Tuesday, March 1, 2016

Happiness and Consumption

Happy is the man who, in the course of a complete life, has everything he desires, provided he desires nothing amiss. - St Augustine

Our forefathers pledged their lives, fortunes, and sacred honor to securing freedom from a tyrannical King George III and establishing a nation that acknowledges and upholds the inalienable rights of each individual to the pursuit of life, liberty, and happiness. Tragically, over the last 70 years or so, society has moved toward a wholesale rejection of the complexities of self-responsibility for the simplicity of having King Daddy III in DC making our decisions for us, telling us what will create the greatest degree of happiness for the majority of its subjects. Of course, to take away our inalienable rights, one of the things statists had to do was redefine “happiness,” which now means the fulfilling of our desires without any thought of an objective moral order that applies to the individual, as well as the state.

Just as our Supreme Court often prefers redefining our founding documents according to the latest social fads and political agendas to discovering original intent, and ruling accordingly, so the common citizen prefers his own definition of “happiness” over what the author’s intended.

Newsflash: They were not guaranteeing our rights to infantilism or making way for a parental (re: tyrannical) state.

When Jefferson and Co. wrote of “happiness,” they were referring to pursuing one’s own wellbeing--also referred to as a well-lived life--which, for them, required living virtuously. Therefore, in their minds, while pursuing happiness included seeking after material goods, it went much deeper because happiness depended upon our moral health.
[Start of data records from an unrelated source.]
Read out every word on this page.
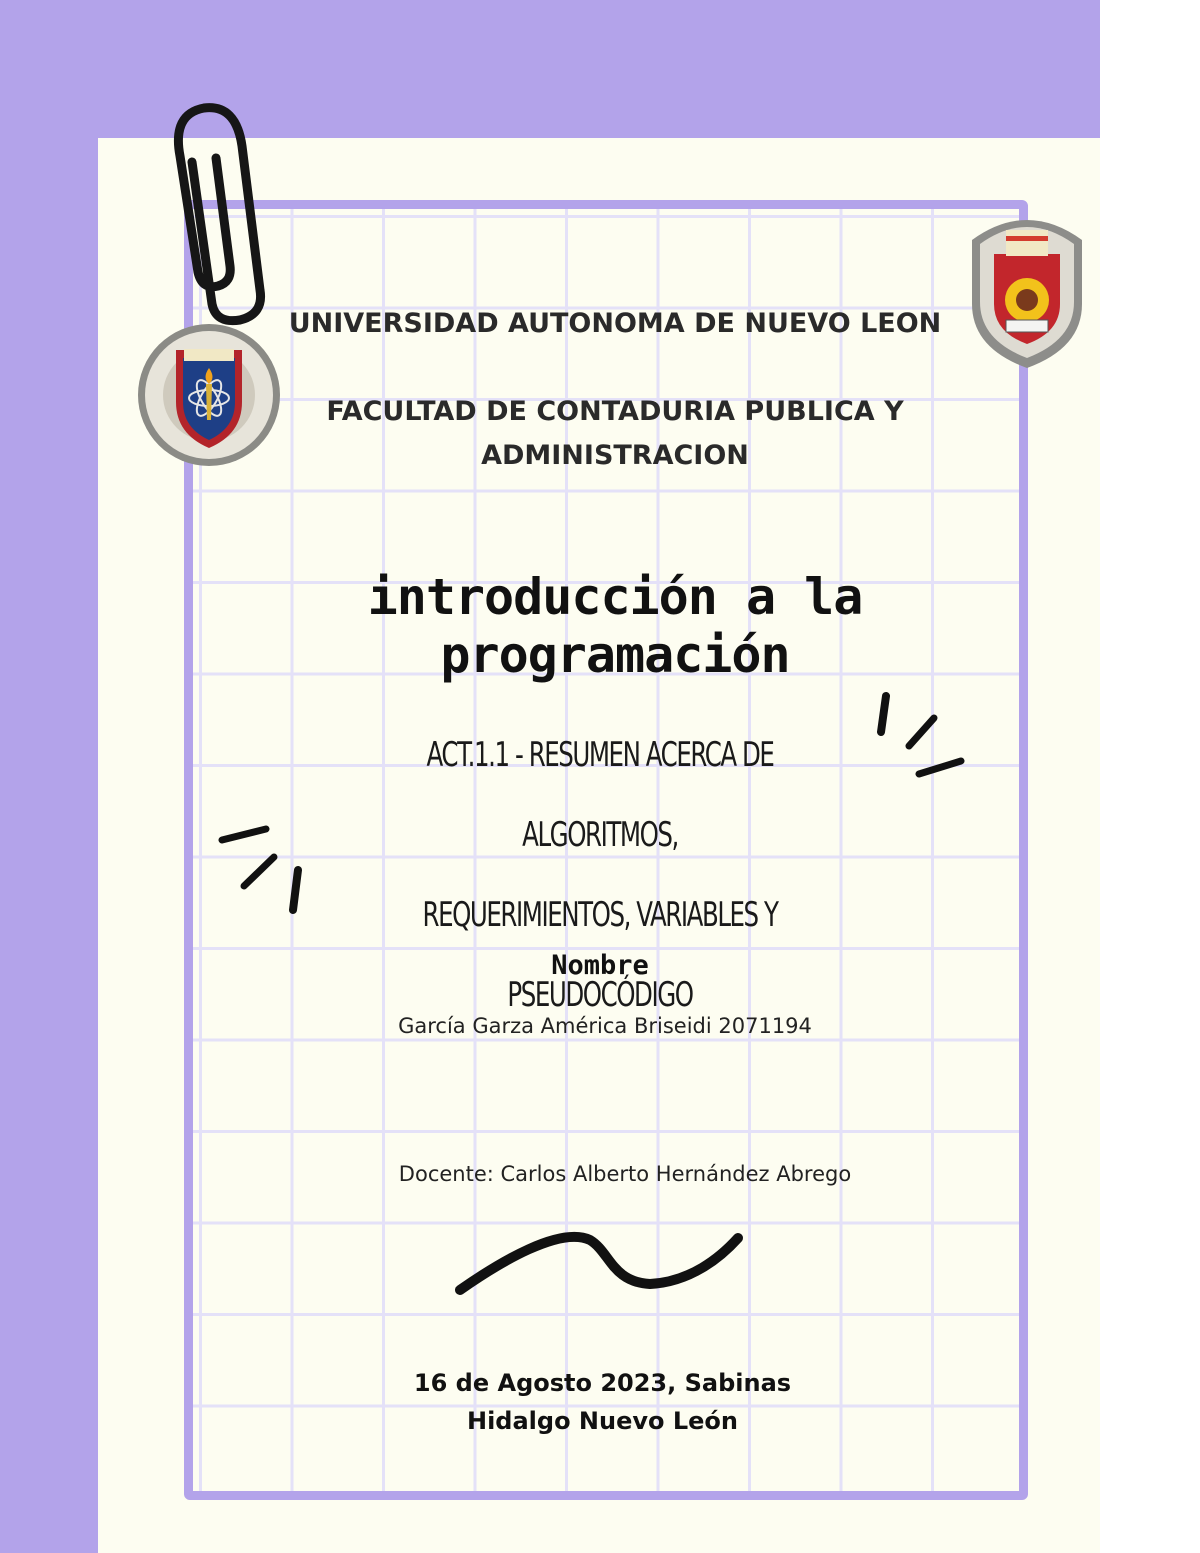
UNIVERSIDAD AUTONOMA DE NUEVO LEON
FACULTAD DE CONTADURIA PUBLICA Y
ADMINISTRACION
introducción a la programación
ACT.1.1 - RESUMEN ACERCA DE ALGORITMOS,
REQUERIMIENTOS, VARIABLES Y PSEUDOCÓDIGO
Nombre
García Garza América Briseidi 2071194
Docente: Carlos Alberto Hernández Abrego
16 de Agosto 2023, Sabinas
Hidalgo Nuevo León
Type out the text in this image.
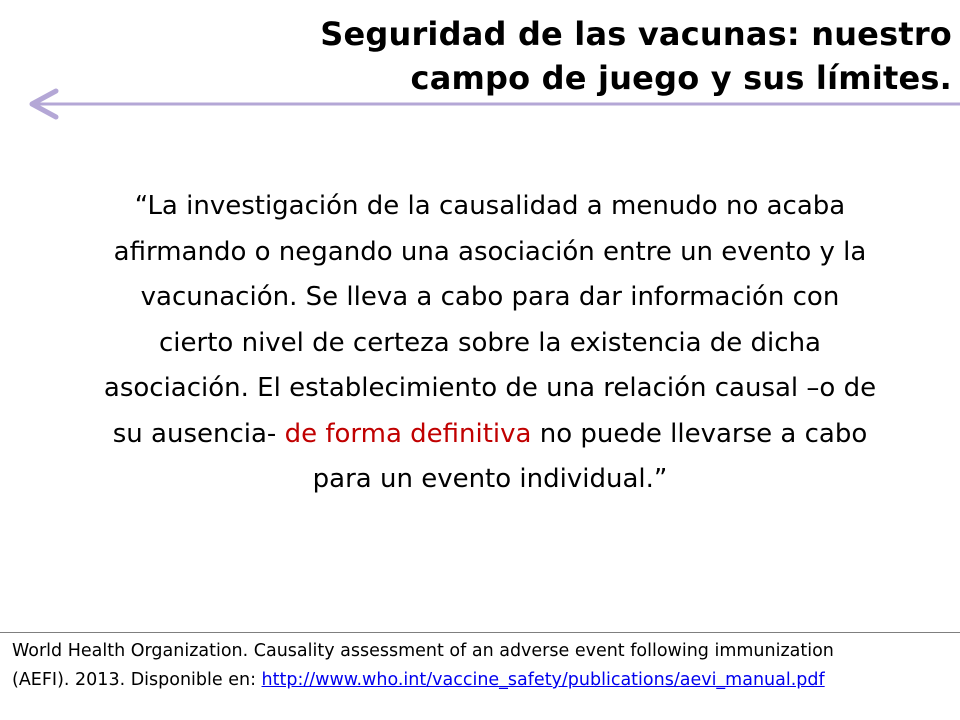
Seguridad de las vacunas: nuestro
campo de juego y sus límites.

“La investigación de la causalidad a menudo no acaba afirmando o negando una asociación entre un evento y la vacunación. Se lleva a cabo para dar información con cierto nivel de certeza sobre la existencia de dicha asociación. El establecimiento de una relación causal –o de su ausencia- de forma definitiva no puede llevarse a cabo para un evento individual.”

World Health Organization. Causality assessment of an adverse event following immunization

(AEFI). 2013. Disponible en: http://www.who.int/vaccine_safety/publications/aevi_manual.pdf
Writing to James Monroe, James Madison expressed his concern about misinterpreting, “the pursuit of happiness” in its application to the interests of society at large (1786):

There is no maxim in my opinion which is more liable to be misapplied, and which therefore needs elucidation, than the current one that the interest of the majority is the political standard of right and wrong. Taking the word “interest” as synonymous with “ultimate happiness,” in which sense it is qualified with every necessary moral ingredient, the proposition is no doubt true. But taking it in its popular sense, as referring to the immediate augmentation of property and wealth, nothing can be more false.

Happiness and Consumption
For us moderns, however, happiness comes from consumption: in the purchasing of more and more possessions or in consuming our neighbor’s possessions via a confiscatory system of taxation. Moreover, because we no longer believe in a divinely ordained and objective moral order, there are no limitations that may be placed upon our pursuit of happiness. There is only one “sacred” standard: my desires. If my desires go unmet, I am unhappy. If I am unhappy, you—either as an individual or individuals collectively represented by the state—must take care to see that my desires are met. After all, such is my right as an American citizen!

This redefining of happiness has opened the doors for an epidemic of consumption: a societal outbreak of spiritual tuberculosis that is suffocating all possibility for true happiness for individuals and society. As long as we live our lives divorcing happiness from virtue, thinking only in terms of our present desires rather than a well-lived life before God, we will be consumed by death.